後継者不足で若手労働者が集まらない状況から、安価な中国人研修生を導入したことも国内縫製工場のクオリティを下げる原因の一つとなっている。
中国人研修生は3年の勤務で帰国する。
毎年新しい人が来るが、3年勤めあげた人は帰国してしまう。
手近に例えると中学校や高校の生徒みたいな感じで人員が入れ替わる。

3年勤めて、技術が向上した矢先に抜けられてしまうことも工場側の大きな悩みの種だといえる。
初めて来日した人は当然、技術は低く、また一から教えなくてはならない。
工場全体の技術力アップにもつながらない。

昨日、分量が多くなり書ききれなかったのは筆者の圧倒的な力量不足である。

こういう厳しい状況でも縫製工場を継いだ、あるいは継ごうとしておられる2代目・3代目の方がおられる。

次代担う方々は、これまでの因習にとらわれずに新しいやり方を模索するべきであると考えている。
言うは易し行うは難しなのだが、どこかで切り替えないと、これまで通りのやり方では国内の衣料品製造業はほとんどなくなってしまうのではないだろうか。

近頃盛んに言われている「メイドインジャパンを海外へ」というフレーズには賛成であるが、そのセールスポイントの一つに「高品質、高感度」が挙げられていることに対しては、はたしてこれを唱えている人は実状を知っているのだろうかと疑問を感じてしまう。

もちろん、実状を知っていながら、販促的観点から「煽り文句」として掲げている場合も考えられる。
でもそうではなく、単なる思い込みなら実際に海外に出品すれば大恥をかく。
恥をかく程度で済めば良いが、「メイドインジャパン製品」全体の評価ダウンにもつながる。
そこを危惧している次第である。

日本製の生地を世界にアピールする試みが長らく続けられているが、
これとて縫製業と同じくらい基盤が危うい。

たしかに生地を織る・編む工場は今でも各産地にそれなりに残っているが染色や整理加工は減り続けている。
染色や整理加工が無くなれば生地は作れない。

世界的に評価が高い日本製生地としてデニムがある。
たしかに欧米の超一流ブランドまでが日本のデニム生地を使用している。
岡山県井原市や広島県福山市のデニム生地工場に行けば、いろいろな工場から「先週、なんとかっちゅうブランドのヨーロッパ人がデニム生地を買い付けに来たで」という声が聞こえてくる。

しかし、このデニム生地製造にしたところで、ロープ染色できる一定規模の工場が国内にどれだけ残っているかである。
知る限りでは、ロープ染色専門の坂本デニム。
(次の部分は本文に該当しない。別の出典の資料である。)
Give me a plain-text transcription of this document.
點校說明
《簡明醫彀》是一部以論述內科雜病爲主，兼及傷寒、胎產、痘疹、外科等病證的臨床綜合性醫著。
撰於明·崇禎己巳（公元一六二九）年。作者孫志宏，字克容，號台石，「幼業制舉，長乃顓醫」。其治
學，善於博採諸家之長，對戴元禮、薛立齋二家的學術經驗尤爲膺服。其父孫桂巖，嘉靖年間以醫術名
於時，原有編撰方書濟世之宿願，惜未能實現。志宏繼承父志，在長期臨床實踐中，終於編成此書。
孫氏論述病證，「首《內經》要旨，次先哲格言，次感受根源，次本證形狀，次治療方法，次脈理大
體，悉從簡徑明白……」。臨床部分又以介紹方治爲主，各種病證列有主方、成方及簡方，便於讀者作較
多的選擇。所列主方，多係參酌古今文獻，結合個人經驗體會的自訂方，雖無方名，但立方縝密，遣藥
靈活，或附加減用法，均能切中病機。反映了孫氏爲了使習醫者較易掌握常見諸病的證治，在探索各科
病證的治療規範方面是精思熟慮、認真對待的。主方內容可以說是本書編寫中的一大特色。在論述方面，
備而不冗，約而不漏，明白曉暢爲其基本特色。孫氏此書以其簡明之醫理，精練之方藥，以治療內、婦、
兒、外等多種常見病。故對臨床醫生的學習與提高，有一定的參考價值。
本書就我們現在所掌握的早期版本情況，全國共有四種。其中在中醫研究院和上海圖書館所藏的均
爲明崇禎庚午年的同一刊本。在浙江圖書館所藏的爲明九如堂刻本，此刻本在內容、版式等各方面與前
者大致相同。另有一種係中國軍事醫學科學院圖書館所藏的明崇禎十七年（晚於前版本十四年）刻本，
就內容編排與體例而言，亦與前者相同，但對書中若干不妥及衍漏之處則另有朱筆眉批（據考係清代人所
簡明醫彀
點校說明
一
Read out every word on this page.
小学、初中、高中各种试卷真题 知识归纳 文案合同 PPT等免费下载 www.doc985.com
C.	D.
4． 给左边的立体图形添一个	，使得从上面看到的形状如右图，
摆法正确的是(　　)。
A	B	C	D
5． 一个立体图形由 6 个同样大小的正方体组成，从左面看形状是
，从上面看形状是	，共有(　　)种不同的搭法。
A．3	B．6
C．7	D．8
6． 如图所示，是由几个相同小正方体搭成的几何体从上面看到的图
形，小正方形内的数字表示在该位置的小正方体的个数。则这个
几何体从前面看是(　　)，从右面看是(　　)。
一貫生地製造を手掛けるカイハラとクロキ。
これくらいではないか。
あと、四国の日清デニムも思い浮かぶが、近年規模が縮小しておりロープ染色部門が残っているのかどうか。

デニムですらこの程度である。

筆者はもとより、国産製品の躍進を夢見ている。
しかし、実状とかけ離れたイメージだけでアピールすることは大きな失敗を招くと考えている。
大本営発表ばかりを鵜呑みにするのは危険である。

そのため、現状を知ってもらったうえで海外へのアピールなり、国産品の普及活動なりに取り組んでもらいたいと願ってやまない。